Bazen, öfkemi yendiğim zamanlar yani, kalbimi yumuşattığım anlar diyorum, ansızın önüme çıkar hayatımın sorusuna cevabıyla
Nasreddin Hoca!
Ararım, aramakla bulunmaz bilirim.
Ama bulanlar arayanlardır, anlasana...
***
'Lâ' diyenler, illallah diyemeyenler de çekmiştir dikkatimi bir vakit. Tanrısız bir nihilizm bir tür siyatik gibi sarmıştır insanlığın bedenini. Dostoyevski karşı çıkmıştır Ecinniler'de buna. Tolstoy daha bir derindir fikrimce. "Aklı olan Hz. Muhammed'in yolunda gider" demiş mi dememiş mi tartışılır durur.
Seküler zevat, dememiştir der haklı olarak. Çünkü onlar Allah adını duyar duymaz panikatak!
Oysa hadise daima dindir...
Astrofizik uzaktaki galaksilere bakar da görünmez bir ağ ile evrenin sarıldığını görür. Keşfettikçe şok geçirdiğimiz o muazzam tasarıma 'Allahuekber' diyemez de gider kara deliklere tapar. Bilim insanı enteresandır, harmoniyi kabul edemez, kaosa atlar.
Aydınlanmacı, pratik akla tapıcı batı kafası gözüne sokulan gerçekleri göremez, kekeler. Hakikate hakikat dememek için kendini böler.
Zorlama bir şizofreni toplumları sardığında, herkes yüksek sesle konuşur.
Akıl hastanelerinin bahçeleri bölünmüş, kendileriyle yüzleşemeyenlerin korkuluklarıyla dolmuştur.
Görünen ve görünmeyen âlemlerin rabbine, onun elçilerine kör olanların dilinde evrenin düzeni kaostur. Kaos nedir, düzensiz kargaşa!
Halbuki kargaşa bizim kafamızdadır.
Kendini çözmenin yoluna yabancı olanlar kördüğüm olmuşlardır. Çünkü ancak kendini bilen rabbini bilir. Bilemeyen kaybolur. Bilim insanı denen ideolojik var oluş, bilinemezci filozoflar kadar şüpheli teoriler uydurur. Cahile göre hayat anlaşılmaz bir çorbadır. Tasavvuf ilminin çıraklarına göre bize muhteşem bir düzen hediye edilmiştir, insan o düzenin kaidelerini idrak ettikçe 'İnsan'a yükselecektir...

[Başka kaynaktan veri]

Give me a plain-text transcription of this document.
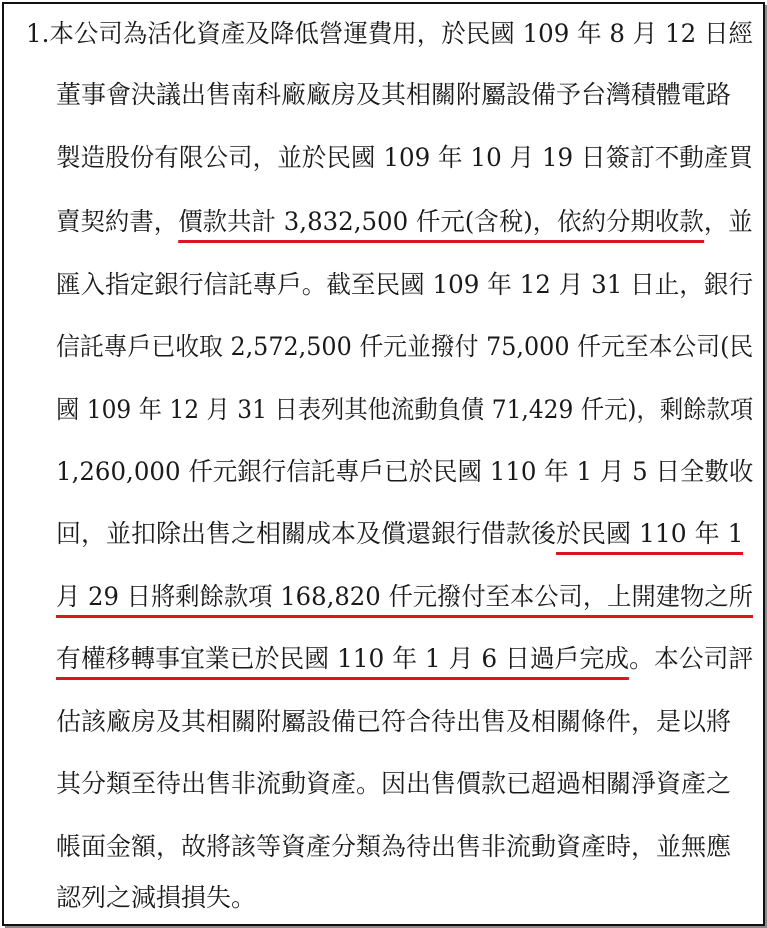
1.本公司為活化資產及降低營運費用，於民國 109 年 8 月 12 日經
董事會決議出售南科廠廠房及其相關附屬設備予台灣積體電路
製造股份有限公司，並於民國 109 年 10 月 19 日簽訂不動產買
賣契約書，價款共計 3,832,500 仟元(含稅)，依約分期收款，並
匯入指定銀行信託專戶。截至民國 109 年 12 月 31 日止，銀行
信託專戶已收取 2,572,500 仟元並撥付 75,000 仟元至本公司(民
國 109 年 12 月 31 日表列其他流動負債 71,429 仟元)，剩餘款項
1,260,000 仟元銀行信託專戶已於民國 110 年 1 月 5 日全數收
回，並扣除出售之相關成本及償還銀行借款後於民國 110 年 1
月 29 日將剩餘款項 168,820 仟元撥付至本公司，上開建物之所
有權移轉事宜業已於民國 110 年 1 月 6 日過戶完成。本公司評
估該廠房及其相關附屬設備已符合待出售及相關條件，是以將
其分類至待出售非流動資產。因出售價款已超過相關淨資產之
帳面金額，故將該等資產分類為待出售非流動資產時，並無應
認列之減損損失。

Hubble teleskopu ve kuantumun geldiği nokta kadar biyolojideki gelişmeler de rahmani bir kozmosu bize seyrettirir.
Darvin'in determinizmi o kibir haliyle anca ilkokulu bitirebilir.
Evet bir evrim vardır ama dini tarzı fark etmez, bazıları hayvana doğru ters evrimleşir!

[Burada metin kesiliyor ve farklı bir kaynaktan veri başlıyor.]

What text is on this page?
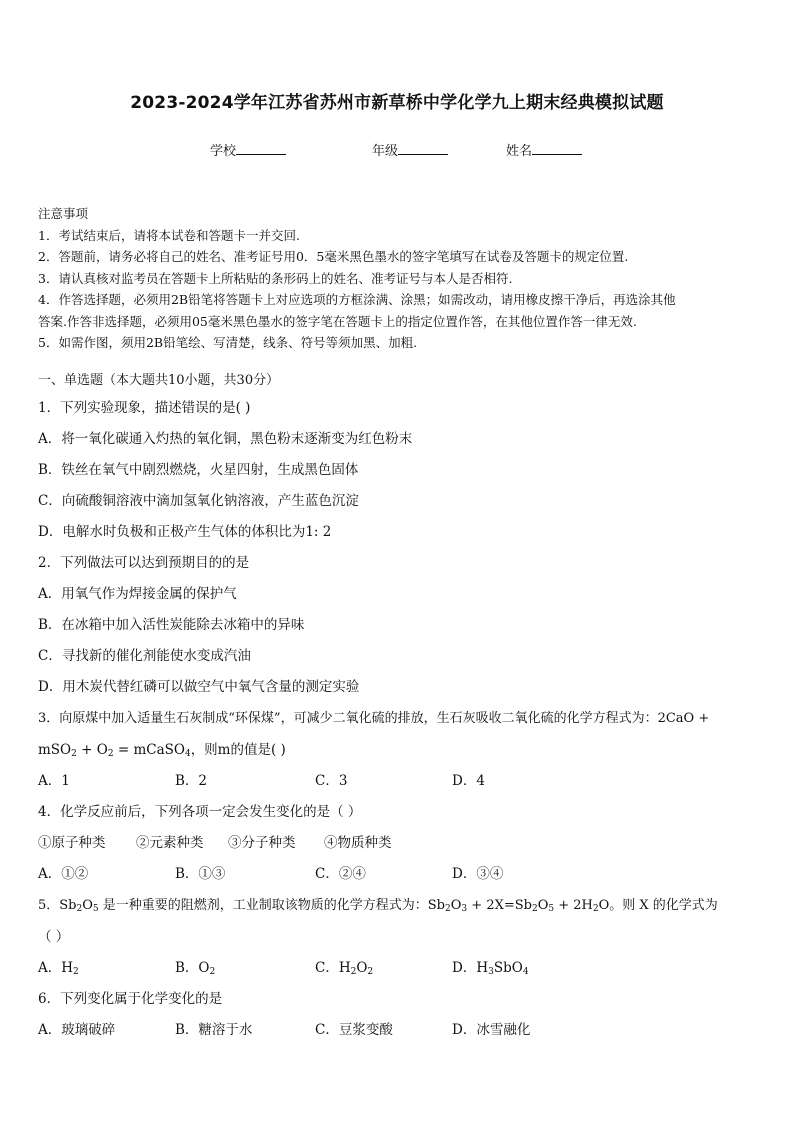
2023-2024学年江苏省苏州市新草桥中学化学九上期末经典模拟试题
学校	年级	姓名
注意事项
1．考试结束后，请将本试卷和答题卡一并交回.
2．答题前，请务必将自己的姓名、准考证号用0．5毫米黑色墨水的签字笔填写在试卷及答题卡的规定位置.
3．请认真核对监考员在答题卡上所粘贴的条形码上的姓名、准考证号与本人是否相符.
4．作答选择题，必须用2B铅笔将答题卡上对应选项的方框涂满、涂黑；如需改动，请用橡皮擦干净后，再选涂其他
答案.作答非选择题，必须用05毫米黑色墨水的签字笔在答题卡上的指定位置作答，在其他位置作答一律无效.
5．如需作图，须用2B铅笔绘、写清楚，线条、符号等须加黑、加粗.
一、单选题（本大题共10小题，共30分）
1．下列实验现象，描述错误的是( )
A．将一氧化碳通入灼热的氧化铜，黑色粉末逐渐变为红色粉末
B．铁丝在氧气中剧烈燃烧，火星四射，生成黑色固体
C．向硫酸铜溶液中滴加氢氧化钠溶液，产生蓝色沉淀
D．电解水时负极和正极产生气体的体积比为1: 2
2．下列做法可以达到预期目的的是
A．用氧气作为焊接金属的保护气
B．在冰箱中加入活性炭能除去冰箱中的异味
C．寻找新的催化剂能使水变成汽油
D．用木炭代替红磷可以做空气中氧气含量的测定实验
3．向原煤中加入适量生石灰制成“环保煤”，可减少二氧化硫的排放，生石灰吸收二氧化硫的化学方程式为：2CaO +
$mSO_2 + O_2$ = mCaSO$_4$，则m的值是( )
A．1	B．2	C．3	D．4
4．化学反应前后，下列各项一定会发生变化的是（ ）
①原子种类 ②元素种类 ③分子种类 ④物质种类
A．①②	B．①③	C．②④	D．③④
5．$Sb_2O_5$ 是一种重要的阻燃剂，工业制取该物质的化学方程式为：$Sb_2O_3 + 2X=Sb_2O_5 + 2H_2O$。则 X 的化学式为
（ ）
A．$H_2$	B．$O_2$	C．$H_2O_2$	D．$H_3SbO_4$
6．下列变化属于化学变化的是
A．玻璃破碎	B．糖溶于水	C．豆浆变酸	D．冰雪融化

Aşkın, düşüncenin ve cesaretin bilgeleri binlerce yıl konuşmuştur. Şeriatlar farklı öz hep aynı olmuştur. İkindi peygamberi geldiğinde ona karşı çıkanlarla bugünün eblehleri aynı kumaştan dokunur.
Ve Hakka itiraz edenlerin de her zaman bir 'dini' olur. Ondandır din lafına değil, Hakk lafına besmele okunur.
İnsan, sofulukla şekil şartlarını yerine getirse de hakikat ve marifet tecelli etmeyebilir. Modern hayatta kayıp bilgeler, insan-ı kamiller olmasa bu şehirler inan, helâk edilir.
Onu derim: Kaosun yerine mutlak ahenk konduğunda, şudur:
Allah ne derse o olur...
***
*Meraklısına Şathiye:
"Şath" kelimesi Arapça'da alaylı söz, tasavvufta sufinin kendisinden geçtiği bir sırada söylediği söz anlamına gelir...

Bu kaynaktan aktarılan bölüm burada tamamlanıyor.